The authorities announced that Philip Galea Farrugia and four other lawyers will be appointed magistrates shortly. Philip Galea Farrugia is the Deputy Attorney General who prosecuted the Degiorgio brothers. When it came to trial there was only time for his opening presentation. When he finished and it was time for the jury to start hearing the evidence, the Degiorgios changed their plea to guilty and went to prison for 40 years.

Philip Galea Farrugia was expected to be the prosecutor at the trial of Yorgen Fenech. He argued for the people in the protracted pre-trial stages and would have been preparing for the trial if he didn’t just get the job.

He applied for the job. It wasn’t thrust on him. Magistrates no longer find they’ve been hired on the whim of the prime minister. They need to apply for the job and go through a selection process. So, Philip Galea Farrugia wanted to leave the prosecutor’s office.

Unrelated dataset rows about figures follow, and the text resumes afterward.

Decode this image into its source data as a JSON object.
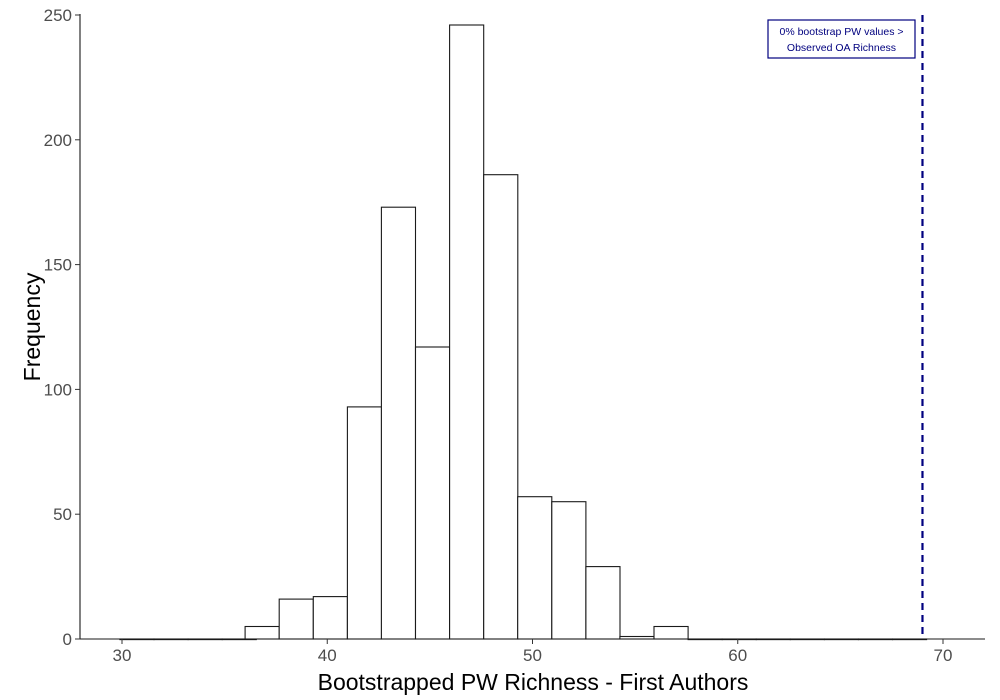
{
  "chart_data": {
    "type": "bar",
    "title": "",
    "xlabel": "Bootstrapped PW Richness - First Authors",
    "ylabel": "Frequency",
    "xlim": [
      28,
      72
    ],
    "ylim": [
      0,
      250
    ],
    "x_ticks": [
      30,
      40,
      50,
      60,
      70
    ],
    "y_ticks": [
      0,
      50,
      100,
      150,
      200,
      250
    ],
    "grid": false,
    "bin_width": 1.66,
    "bins": [
      {
        "x0": 29.9,
        "count": 0
      },
      {
        "x0": 31.56,
        "count": 0
      },
      {
        "x0": 33.22,
        "count": 0
      },
      {
        "x0": 34.88,
        "count": 0
      },
      {
        "x0": 36.0,
        "count": 5
      },
      {
        "x0": 37.66,
        "count": 16
      },
      {
        "x0": 39.32,
        "count": 17
      },
      {
        "x0": 40.98,
        "count": 93
      },
      {
        "x0": 42.64,
        "count": 173
      },
      {
        "x0": 44.3,
        "count": 117
      },
      {
        "x0": 45.96,
        "count": 246
      },
      {
        "x0": 47.62,
        "count": 186
      },
      {
        "x0": 49.28,
        "count": 57
      },
      {
        "x0": 50.94,
        "count": 55
      },
      {
        "x0": 52.6,
        "count": 29
      },
      {
        "x0": 54.26,
        "count": 1
      },
      {
        "x0": 55.92,
        "count": 5
      },
      {
        "x0": 57.58,
        "count": 0
      },
      {
        "x0": 59.24,
        "count": 0
      },
      {
        "x0": 60.9,
        "count": 0
      },
      {
        "x0": 62.56,
        "count": 0
      },
      {
        "x0": 64.22,
        "count": 0
      },
      {
        "x0": 65.88,
        "count": 0
      },
      {
        "x0": 67.54,
        "count": 0
      }
    ],
    "reference_line": {
      "x": 69,
      "style": "dashed",
      "color": "#00007f"
    },
    "annotation": {
      "lines": [
        "0% bootstrap PW values >",
        "Observed OA Richness"
      ],
      "color": "#00007f"
    }
  }
}
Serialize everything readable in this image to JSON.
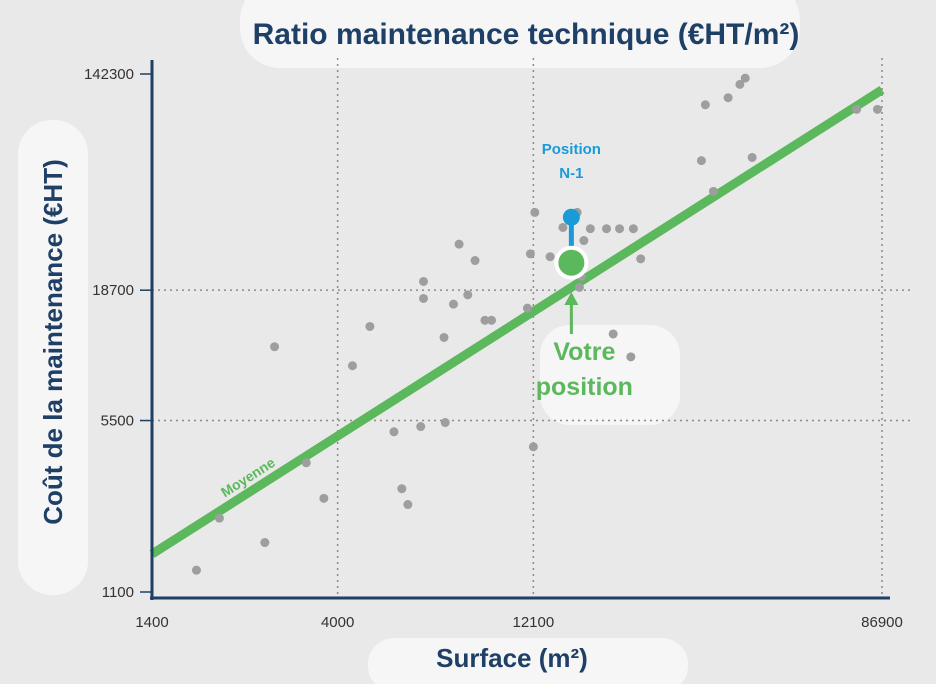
{
  "chart_data": {
    "type": "scatter",
    "title": "Ratio maintenance technique (€HT/m²)",
    "xlabel": "Surface (m²)",
    "ylabel": "Coût de la maintenance (€HT)",
    "x_scale": "log",
    "y_scale": "log",
    "xlim": [
      1400,
      86900
    ],
    "ylim": [
      1100,
      142300
    ],
    "x_ticks": [
      {
        "value": 1400,
        "label": "1400"
      },
      {
        "value": 4000,
        "label": "4000"
      },
      {
        "value": 12100,
        "label": "12100"
      },
      {
        "value": 86900,
        "label": "86900"
      }
    ],
    "y_ticks": [
      {
        "value": 1100,
        "label": "1100"
      },
      {
        "value": 5500,
        "label": "5500"
      },
      {
        "value": 18700,
        "label": "18700"
      },
      {
        "value": 142300,
        "label": "142300"
      }
    ],
    "grid": "dotted",
    "colors": {
      "points": "#9e9e9e",
      "trend": "#5cb85c",
      "position": "#5cb85c",
      "previous": "#1a9ad6",
      "axis": "#1e3f66"
    },
    "points": [
      [
        1800,
        1350
      ],
      [
        2050,
        2200
      ],
      [
        2650,
        1750
      ],
      [
        2800,
        11000
      ],
      [
        3350,
        3700
      ],
      [
        3700,
        2650
      ],
      [
        4350,
        9200
      ],
      [
        4800,
        13300
      ],
      [
        5500,
        4950
      ],
      [
        5750,
        2900
      ],
      [
        5950,
        2500
      ],
      [
        6400,
        5200
      ],
      [
        6500,
        17300
      ],
      [
        6500,
        20300
      ],
      [
        7300,
        12000
      ],
      [
        7350,
        5400
      ],
      [
        7700,
        16400
      ],
      [
        7950,
        28800
      ],
      [
        8350,
        17900
      ],
      [
        8700,
        24700
      ],
      [
        9200,
        14100
      ],
      [
        9550,
        14100
      ],
      [
        11700,
        15800
      ],
      [
        11900,
        26300
      ],
      [
        12100,
        4300
      ],
      [
        12200,
        38800
      ],
      [
        13300,
        25600
      ],
      [
        14300,
        33700
      ],
      [
        15500,
        38800
      ],
      [
        15700,
        19200
      ],
      [
        15900,
        21300
      ],
      [
        16100,
        29800
      ],
      [
        16700,
        33300
      ],
      [
        18300,
        33300
      ],
      [
        19000,
        12400
      ],
      [
        19700,
        33300
      ],
      [
        21000,
        10000
      ],
      [
        21300,
        33300
      ],
      [
        22200,
        25100
      ],
      [
        31300,
        63100
      ],
      [
        32000,
        106600
      ],
      [
        33500,
        47300
      ],
      [
        36400,
        113900
      ],
      [
        38900,
        129100
      ],
      [
        40100,
        136900
      ],
      [
        41700,
        65000
      ],
      [
        75300,
        102100
      ],
      [
        84700,
        102100
      ]
    ],
    "trend": {
      "name": "Moyenne",
      "from": [
        1400,
        1570
      ],
      "to": [
        86900,
        122700
      ]
    },
    "position": {
      "label_lines": [
        "Votre",
        "position"
      ],
      "x": 15000,
      "y": 24200
    },
    "previous_position": {
      "label_lines": [
        "Position",
        "N-1"
      ],
      "x": 15000,
      "y": 37100
    }
  }
}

In the professional world there are things called constructive dismissals. Someone may not be fired out of a job, but their life is made uncomfortable enough for them to want to leave. This may have happened in Galea Farrugia’s case. He was passed over for the job of Attorney General when Victoria Buttigieg, without a day of experience in criminal law, was given the job. And since then, Victoria Buttigieg has shown little merit to justify her position.

As a magistrate Philip Galea Farrugia will be relieved of the politics of government. He will no longer be frustrated by appointments made against the public interest and in the interest of people in politics or near it whose life would be harder if the position of Attorney General was filled by someone competent.

We have gained a competent magistrate, but the people have lost their lawyer in court. The Attorney General’s office is thinner than ever. We are going in a court room to face the significant financial resources of Yorgen Fenech with untested prosecutors led by an Attorney General without a history of trial work.

Philip Galea Farrugia has every right to carve a path for himself and his career. We know we must respect that. But our right as law abiding citizens to be adequately represented in the prosecution of major crimes has just been nibbled some more.